Question

Total electric flux coming out of a unit positive charge put in the air is
A. ${\varepsilon _0}$
B. ${\varepsilon _0}^{ - 1}$
C. \[{\left( {4{\varepsilon _0}} \right)^{ - 1}}\]
D. \[\left( {4\pi {\varepsilon _0}} \right)\]

Answer 1

Hint: The law that states the total flux of the closed surface is equal to the charge that is divided by the permittivity is called Gauss law. The electric flux mentioned in the law is described by the product of the electric field and the area of the projected plane. Using this law, the question can be solved.

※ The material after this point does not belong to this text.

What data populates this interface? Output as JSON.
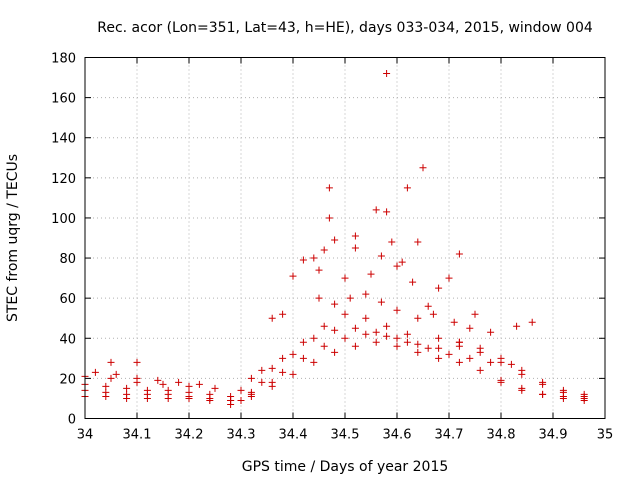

Complete step by step solution:
The total electric flux linked with the closed surface is $\dfrac{1}{{{\varepsilon _0}}}$ times of the charge enclosed by the closed surface. This law is known as Gauss law.
By using this law, the question can be solved.
 The total electric flux of a unit positive charge when put in the air is $\dfrac{q}{{{\varepsilon _0}}}$.
The charging unit is one. Substitute the value in $\dfrac{1}{{{\varepsilon _0}}}$.
Therefore, the flux is given as $\dfrac{1}{{{\varepsilon _0}}}$ or ${\varepsilon _0}^{ - 1}$.
Hence option $\left( B \right)$ is the correct answer.

Additional information:
The gauss theorem statement gives an important corollary. The electric flux from any closed surface is only due to the positive charge sources and sinks the negative charge sources of the electric fields enclosed by the surface. Any charges that are outside the surface will not contribute to the electric flux. Also, the electric charges act as a source or sink the electric field. by changing the magnetic fields, cannot act as source or sinks of the electric field.

Note:
The electric flux in an area can be defined as the electric field multiplied by the area of the plane that is projected and it is perpendicular to the field. The gauss law is only the restatement of the coulomb’s law. If the gauss law is applied to the point on the closed sphere, we will get back the coulomb’s law.